No one was injured in the accident that happened about 2:10 p.m. near Casselton, about 20 miles west of Fargo, but smoke billowed for hours.

Monday night, however, the Cass County Sheriff's Office was "strongly recommending" that the town's 2,300 residents leave immediately. Those who live within 5 miles south and east of the city also were told to leave.

"Information from the National Weather Service indicates a shift in the weather resulting in a high pressure system that will push the plume of smoke down increasing the risk of potential health hazards," the sheriff's office said in a news release.

Amy McBeth, a spokeswoman for BNSF, said a grain train derailed on a track parallel to an eastbound crude oil train with 106 tank cars, striking some of the tanks and triggering explosions.

It was not clear how many tank cars were struck, nor how many were burning, she said.

"It was black smoke and then there were probably four explosions in the next hour to hour and a half," said Eva Fercho, a Casselton resident who saw the fiery aftermath.
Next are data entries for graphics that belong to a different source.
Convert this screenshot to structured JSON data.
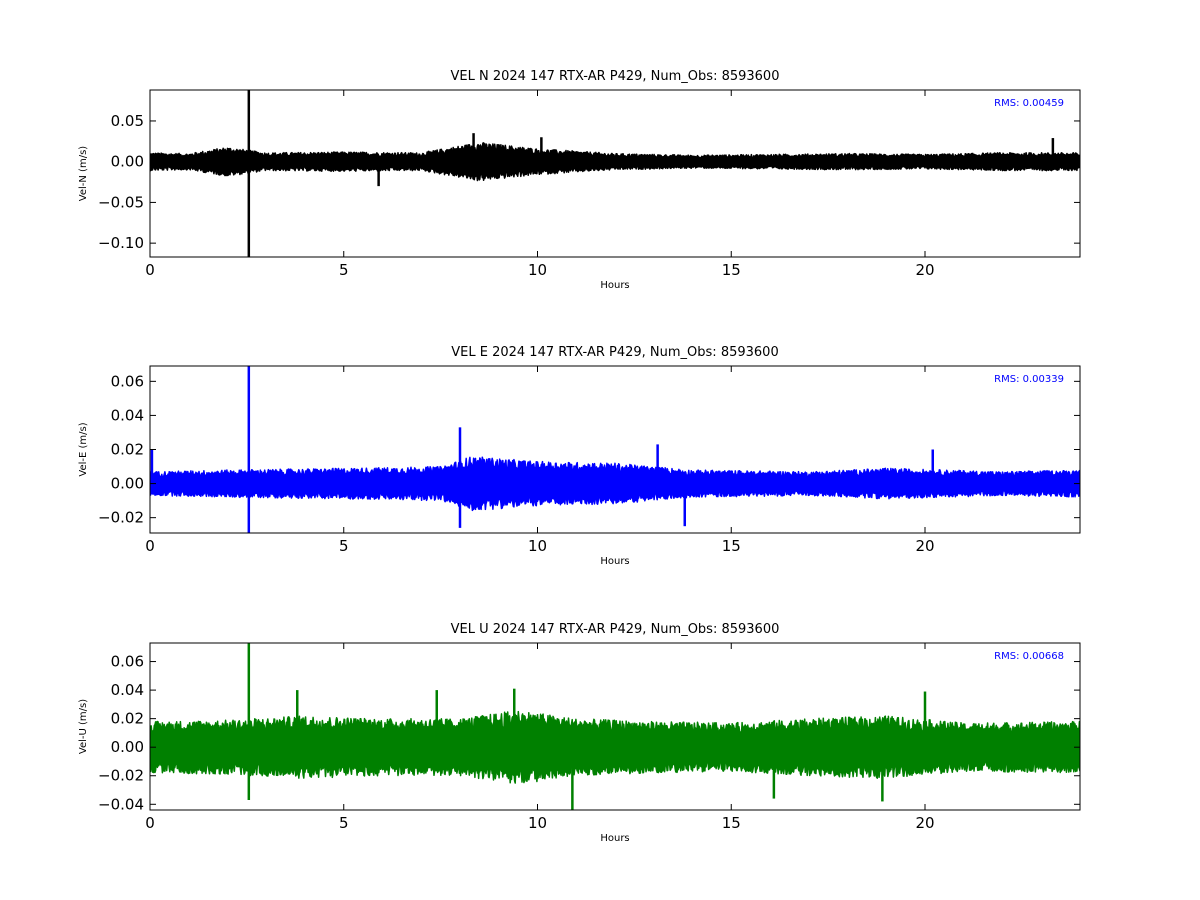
{
  "chart_data": [
    {
      "type": "line",
      "title": "VEL N 2024 147 RTX-AR  P429, Num_Obs: 8593600",
      "xlabel": "Hours",
      "ylabel": "Vel-N (m/s)",
      "xlim": [
        0,
        24
      ],
      "ylim": [
        -0.117,
        0.088
      ],
      "xticks": [
        "0",
        "5",
        "10",
        "15",
        "20"
      ],
      "yticks": [
        "0.05",
        "0.00",
        "−0.05",
        "−0.10"
      ],
      "ytick_values": [
        0.05,
        0.0,
        -0.05,
        -0.1
      ],
      "rms_label": "RMS:  0.00459",
      "rms_color": "#0000ff",
      "series": [
        {
          "color": "#000000",
          "noise_envelope": [
            {
              "x": 0,
              "amp": 0.011
            },
            {
              "x": 1,
              "amp": 0.01
            },
            {
              "x": 2,
              "amp": 0.018
            },
            {
              "x": 3,
              "amp": 0.011
            },
            {
              "x": 5,
              "amp": 0.012
            },
            {
              "x": 7,
              "amp": 0.011
            },
            {
              "x": 8.5,
              "amp": 0.024
            },
            {
              "x": 10,
              "amp": 0.016
            },
            {
              "x": 12,
              "amp": 0.01
            },
            {
              "x": 14,
              "amp": 0.008
            },
            {
              "x": 16,
              "amp": 0.009
            },
            {
              "x": 18,
              "amp": 0.01
            },
            {
              "x": 20,
              "amp": 0.009
            },
            {
              "x": 22,
              "amp": 0.011
            },
            {
              "x": 24,
              "amp": 0.011
            }
          ],
          "spikes": [
            {
              "x": 2.55,
              "y": 0.088
            },
            {
              "x": 2.55,
              "y": -0.117
            },
            {
              "x": 5.9,
              "y": -0.03
            },
            {
              "x": 8.35,
              "y": 0.035
            },
            {
              "x": 10.1,
              "y": 0.03
            },
            {
              "x": 23.3,
              "y": 0.029
            }
          ]
        }
      ]
    },
    {
      "type": "line",
      "title": "VEL E 2024 147 RTX-AR  P429, Num_Obs: 8593600",
      "xlabel": "Hours",
      "ylabel": "Vel-E (m/s)",
      "xlim": [
        0,
        24
      ],
      "ylim": [
        -0.029,
        0.069
      ],
      "xticks": [
        "0",
        "5",
        "10",
        "15",
        "20"
      ],
      "yticks": [
        "0.06",
        "0.04",
        "0.02",
        "0.00",
        "−0.02"
      ],
      "ytick_values": [
        0.06,
        0.04,
        0.02,
        0.0,
        -0.02
      ],
      "rms_label": "RMS:  0.00339",
      "rms_color": "#0000ff",
      "series": [
        {
          "color": "#0000ff",
          "noise_envelope": [
            {
              "x": 0,
              "amp": 0.007
            },
            {
              "x": 2,
              "amp": 0.008
            },
            {
              "x": 5,
              "amp": 0.009
            },
            {
              "x": 7.5,
              "amp": 0.01
            },
            {
              "x": 8.3,
              "amp": 0.016
            },
            {
              "x": 10,
              "amp": 0.013
            },
            {
              "x": 12,
              "amp": 0.012
            },
            {
              "x": 14,
              "amp": 0.008
            },
            {
              "x": 17,
              "amp": 0.007
            },
            {
              "x": 19,
              "amp": 0.009
            },
            {
              "x": 22,
              "amp": 0.007
            },
            {
              "x": 24,
              "amp": 0.008
            }
          ],
          "spikes": [
            {
              "x": 0.05,
              "y": 0.02
            },
            {
              "x": 2.55,
              "y": 0.069
            },
            {
              "x": 2.55,
              "y": -0.029
            },
            {
              "x": 8.0,
              "y": 0.033
            },
            {
              "x": 8.0,
              "y": -0.026
            },
            {
              "x": 13.8,
              "y": -0.025
            },
            {
              "x": 13.1,
              "y": 0.023
            },
            {
              "x": 20.2,
              "y": 0.02
            }
          ]
        }
      ]
    },
    {
      "type": "line",
      "title": "VEL U 2024 147 RTX-AR  P429, Num_Obs: 8593600",
      "xlabel": "Hours",
      "ylabel": "Vel-U (m/s)",
      "xlim": [
        0,
        24
      ],
      "ylim": [
        -0.044,
        0.073
      ],
      "xticks": [
        "0",
        "5",
        "10",
        "15",
        "20"
      ],
      "yticks": [
        "0.06",
        "0.04",
        "0.02",
        "0.00",
        "−0.02",
        "−0.04"
      ],
      "ytick_values": [
        0.06,
        0.04,
        0.02,
        0.0,
        -0.02,
        -0.04
      ],
      "rms_label": "RMS:  0.00668",
      "rms_color": "#0000ff",
      "series": [
        {
          "color": "#008000",
          "noise_envelope": [
            {
              "x": 0,
              "amp": 0.018
            },
            {
              "x": 2,
              "amp": 0.019
            },
            {
              "x": 4,
              "amp": 0.022
            },
            {
              "x": 6,
              "amp": 0.02
            },
            {
              "x": 8,
              "amp": 0.02
            },
            {
              "x": 9.5,
              "amp": 0.026
            },
            {
              "x": 11,
              "amp": 0.02
            },
            {
              "x": 13,
              "amp": 0.018
            },
            {
              "x": 15,
              "amp": 0.017
            },
            {
              "x": 17,
              "amp": 0.02
            },
            {
              "x": 19,
              "amp": 0.022
            },
            {
              "x": 21,
              "amp": 0.017
            },
            {
              "x": 24,
              "amp": 0.018
            }
          ],
          "spikes": [
            {
              "x": 2.55,
              "y": 0.073
            },
            {
              "x": 2.55,
              "y": -0.037
            },
            {
              "x": 10.9,
              "y": -0.044
            },
            {
              "x": 3.8,
              "y": 0.04
            },
            {
              "x": 7.4,
              "y": 0.04
            },
            {
              "x": 9.4,
              "y": 0.041
            },
            {
              "x": 16.1,
              "y": -0.036
            },
            {
              "x": 18.9,
              "y": -0.038
            },
            {
              "x": 20.0,
              "y": 0.039
            }
          ]
        }
      ]
    }
  ]
}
An estimated 11 to 12 crude oil unit trains depart daily from the oil region in western North Dakota. Lacking sufficient pipelines, 69 percent of the state's oil is currently shipped to market by rail. The main railroads, BNSF and Canadian Pacific, have tracks through the Twin Cities.

Fercho said the BNSF main line runs right through Casselton, and just two blocks from her home.

"We are very thankful it didn't happen in the city limits," she said.

The accident also spared the Tharaldson Ethanol plant, west of Casselton. Plant Manager Ryan Carter said the accident was about 2 miles away from the plant, but the burning tank cars were visible from there.

"It was pretty much flames and smoke," said Carter, who estimated that about 30 tank cars were involved.

Carter Hackmann, who lives about a mile away from the site of the wreck, said he heard at least three explosions, and took photographs from his house of billowing flames and smoke that resembled a mushroom cloud.

The city sent out e-mail alerts warning people to stay indoors.

North Dakota officials have said that even more crude oil is expected to move by rail in 2014. The state is approaching 1 million barrels per day in output, and trails only Texas and the separately counted Gulf of Mexico in U.S. oil production.

In July, a runaway train loaded with North Dakota crude oil crashed in Lac-Mégantic, Quebec, killing 47 people and destroying that city's downtown as tank cars exploded and burned.